Pembaca mungkin pernah mengalami juga, seperti juga halnya cerita anak saya, kala itu pernah mencari jawaban "pulau terbesar di Indonesia", dan Google menjawabnya "pulau Jawa"... wkwkwkwk...

Lingkaran Mesin

Pertanyaannya adalah, sejauh mana kita membiarkan mesin-mesin ini mengatur informasi yang masuk ke dalam pikiran kita?  

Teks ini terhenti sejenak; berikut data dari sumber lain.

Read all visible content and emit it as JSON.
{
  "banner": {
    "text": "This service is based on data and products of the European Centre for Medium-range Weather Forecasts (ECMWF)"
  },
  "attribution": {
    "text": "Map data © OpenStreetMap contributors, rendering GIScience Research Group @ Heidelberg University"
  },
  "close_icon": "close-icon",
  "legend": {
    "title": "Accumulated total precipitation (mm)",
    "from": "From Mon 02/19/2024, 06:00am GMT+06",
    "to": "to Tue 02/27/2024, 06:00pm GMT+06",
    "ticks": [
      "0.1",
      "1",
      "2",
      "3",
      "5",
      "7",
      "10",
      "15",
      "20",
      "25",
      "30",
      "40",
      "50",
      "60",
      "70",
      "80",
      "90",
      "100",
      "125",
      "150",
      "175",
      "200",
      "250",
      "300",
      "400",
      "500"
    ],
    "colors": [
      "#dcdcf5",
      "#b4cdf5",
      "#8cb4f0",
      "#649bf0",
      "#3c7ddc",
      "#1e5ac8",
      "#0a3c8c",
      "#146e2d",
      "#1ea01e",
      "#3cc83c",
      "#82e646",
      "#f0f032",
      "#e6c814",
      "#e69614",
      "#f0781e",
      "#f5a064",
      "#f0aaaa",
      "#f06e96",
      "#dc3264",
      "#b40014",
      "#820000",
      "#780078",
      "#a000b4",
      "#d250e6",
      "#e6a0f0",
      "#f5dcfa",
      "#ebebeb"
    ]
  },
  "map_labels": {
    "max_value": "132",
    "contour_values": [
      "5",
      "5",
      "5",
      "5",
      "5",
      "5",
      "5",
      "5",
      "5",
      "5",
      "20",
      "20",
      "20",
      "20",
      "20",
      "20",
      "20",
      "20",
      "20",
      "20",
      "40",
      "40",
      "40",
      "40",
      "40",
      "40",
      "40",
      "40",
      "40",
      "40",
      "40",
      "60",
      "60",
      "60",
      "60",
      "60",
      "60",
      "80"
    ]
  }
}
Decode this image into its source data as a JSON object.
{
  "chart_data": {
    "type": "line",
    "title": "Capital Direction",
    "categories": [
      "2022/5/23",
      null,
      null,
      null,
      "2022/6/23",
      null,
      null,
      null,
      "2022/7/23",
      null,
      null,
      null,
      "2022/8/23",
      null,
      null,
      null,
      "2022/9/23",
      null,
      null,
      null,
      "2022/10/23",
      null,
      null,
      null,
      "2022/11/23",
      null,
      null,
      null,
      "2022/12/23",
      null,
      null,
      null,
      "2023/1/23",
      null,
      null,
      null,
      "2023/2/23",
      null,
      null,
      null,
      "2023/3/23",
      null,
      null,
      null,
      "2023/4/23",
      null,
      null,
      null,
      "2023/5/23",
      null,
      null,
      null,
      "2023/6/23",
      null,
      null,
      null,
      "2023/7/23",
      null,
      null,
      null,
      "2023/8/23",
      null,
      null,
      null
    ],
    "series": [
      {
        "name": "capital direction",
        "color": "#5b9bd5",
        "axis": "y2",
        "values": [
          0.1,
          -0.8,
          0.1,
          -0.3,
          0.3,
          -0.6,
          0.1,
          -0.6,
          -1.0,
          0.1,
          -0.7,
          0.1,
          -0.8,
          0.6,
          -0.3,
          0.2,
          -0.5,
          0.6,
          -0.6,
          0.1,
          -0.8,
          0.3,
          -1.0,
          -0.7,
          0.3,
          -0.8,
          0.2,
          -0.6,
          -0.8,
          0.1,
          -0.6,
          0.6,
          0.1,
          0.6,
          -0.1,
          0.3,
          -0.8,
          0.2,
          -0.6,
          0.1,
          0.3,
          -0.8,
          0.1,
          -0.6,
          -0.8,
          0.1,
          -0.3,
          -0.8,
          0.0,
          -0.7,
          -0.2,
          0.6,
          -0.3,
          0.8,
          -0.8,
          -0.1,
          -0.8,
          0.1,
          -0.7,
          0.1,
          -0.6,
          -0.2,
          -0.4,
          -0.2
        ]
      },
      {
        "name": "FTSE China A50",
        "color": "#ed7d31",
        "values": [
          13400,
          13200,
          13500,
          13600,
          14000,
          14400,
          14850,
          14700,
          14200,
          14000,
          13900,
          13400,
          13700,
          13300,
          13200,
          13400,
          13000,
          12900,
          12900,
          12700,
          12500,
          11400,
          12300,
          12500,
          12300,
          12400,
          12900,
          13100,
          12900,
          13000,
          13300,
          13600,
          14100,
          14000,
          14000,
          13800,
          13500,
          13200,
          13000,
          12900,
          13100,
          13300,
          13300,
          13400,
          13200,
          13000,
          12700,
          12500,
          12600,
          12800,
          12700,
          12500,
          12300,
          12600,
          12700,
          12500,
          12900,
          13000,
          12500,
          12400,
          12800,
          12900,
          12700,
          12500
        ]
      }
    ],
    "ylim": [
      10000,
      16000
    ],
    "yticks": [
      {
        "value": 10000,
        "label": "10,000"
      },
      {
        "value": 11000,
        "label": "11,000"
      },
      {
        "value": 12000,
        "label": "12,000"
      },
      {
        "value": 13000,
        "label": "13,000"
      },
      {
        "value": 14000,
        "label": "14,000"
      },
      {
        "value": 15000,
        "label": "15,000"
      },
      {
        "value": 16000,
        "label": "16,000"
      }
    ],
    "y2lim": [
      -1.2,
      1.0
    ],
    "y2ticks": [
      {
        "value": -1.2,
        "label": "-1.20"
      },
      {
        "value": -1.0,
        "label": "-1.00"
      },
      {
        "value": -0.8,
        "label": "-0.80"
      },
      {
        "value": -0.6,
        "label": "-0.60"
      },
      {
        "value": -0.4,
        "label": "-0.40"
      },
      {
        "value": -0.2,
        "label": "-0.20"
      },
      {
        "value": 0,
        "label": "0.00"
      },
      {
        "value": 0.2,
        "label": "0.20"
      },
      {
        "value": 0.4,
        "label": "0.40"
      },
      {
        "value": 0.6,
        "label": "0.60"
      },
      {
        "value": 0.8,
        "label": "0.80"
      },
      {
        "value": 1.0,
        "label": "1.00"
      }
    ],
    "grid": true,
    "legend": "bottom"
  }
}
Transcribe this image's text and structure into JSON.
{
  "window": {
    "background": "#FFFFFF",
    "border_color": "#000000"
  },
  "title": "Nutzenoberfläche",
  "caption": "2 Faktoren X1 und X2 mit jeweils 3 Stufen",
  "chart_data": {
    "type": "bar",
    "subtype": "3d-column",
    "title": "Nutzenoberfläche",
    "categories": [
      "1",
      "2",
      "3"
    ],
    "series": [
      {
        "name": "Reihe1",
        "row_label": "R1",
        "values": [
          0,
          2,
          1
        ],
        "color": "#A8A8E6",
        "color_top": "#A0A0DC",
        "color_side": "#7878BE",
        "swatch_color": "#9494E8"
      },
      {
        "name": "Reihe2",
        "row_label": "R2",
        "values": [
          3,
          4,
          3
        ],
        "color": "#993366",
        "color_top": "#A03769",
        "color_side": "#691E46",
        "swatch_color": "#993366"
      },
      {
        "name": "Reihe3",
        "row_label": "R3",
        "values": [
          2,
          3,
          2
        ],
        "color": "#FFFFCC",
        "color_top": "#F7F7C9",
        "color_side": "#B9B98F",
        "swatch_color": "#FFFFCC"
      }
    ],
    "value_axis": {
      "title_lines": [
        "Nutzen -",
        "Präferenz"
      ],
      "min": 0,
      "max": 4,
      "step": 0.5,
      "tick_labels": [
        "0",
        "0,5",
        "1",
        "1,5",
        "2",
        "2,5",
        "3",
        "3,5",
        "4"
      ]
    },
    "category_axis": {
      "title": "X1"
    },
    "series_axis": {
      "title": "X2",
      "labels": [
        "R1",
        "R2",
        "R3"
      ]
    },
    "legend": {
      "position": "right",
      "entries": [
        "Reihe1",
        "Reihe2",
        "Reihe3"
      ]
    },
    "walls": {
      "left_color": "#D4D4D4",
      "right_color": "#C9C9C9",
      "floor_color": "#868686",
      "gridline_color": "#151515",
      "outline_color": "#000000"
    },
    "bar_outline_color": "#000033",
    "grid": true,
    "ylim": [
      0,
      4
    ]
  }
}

Mengintip masa depan internet, mungkin saja kita akan melihat dunia maya yang dihuni oleh konten-konten buatan mesin. Kita harus bertanya pada diri sendiri, apakah kita siap dengan konsekuensi dari dunia di mana mesin-mesin memberi makan mesin lainnya? Apakah kita ingin hidup dalam lingkaran mesin, di mana kebenaran dan kekeliruan mungkin saja menjadi kabur?

Saat kita tertawa pada cerita absurd ini, sebaiknya kita juga merenungkan apa yang sebenarnya kita inginkan dari dunia maya ini. Mungkin, saatnya bagi kita untuk lebih berhati-hati, lebih kritis, dan lebih sadar akan peran teknologi dalam membentuk pemahaman kita tentang dunia. 

Mungkin, saatnya bagi kita untuk merdeka dari belenggu lingkaran mesin, dan memastikan bahwa kebijaksanaan manusia tetap menjadi panduan utama dalam mengarungi lautan informasi digital ini.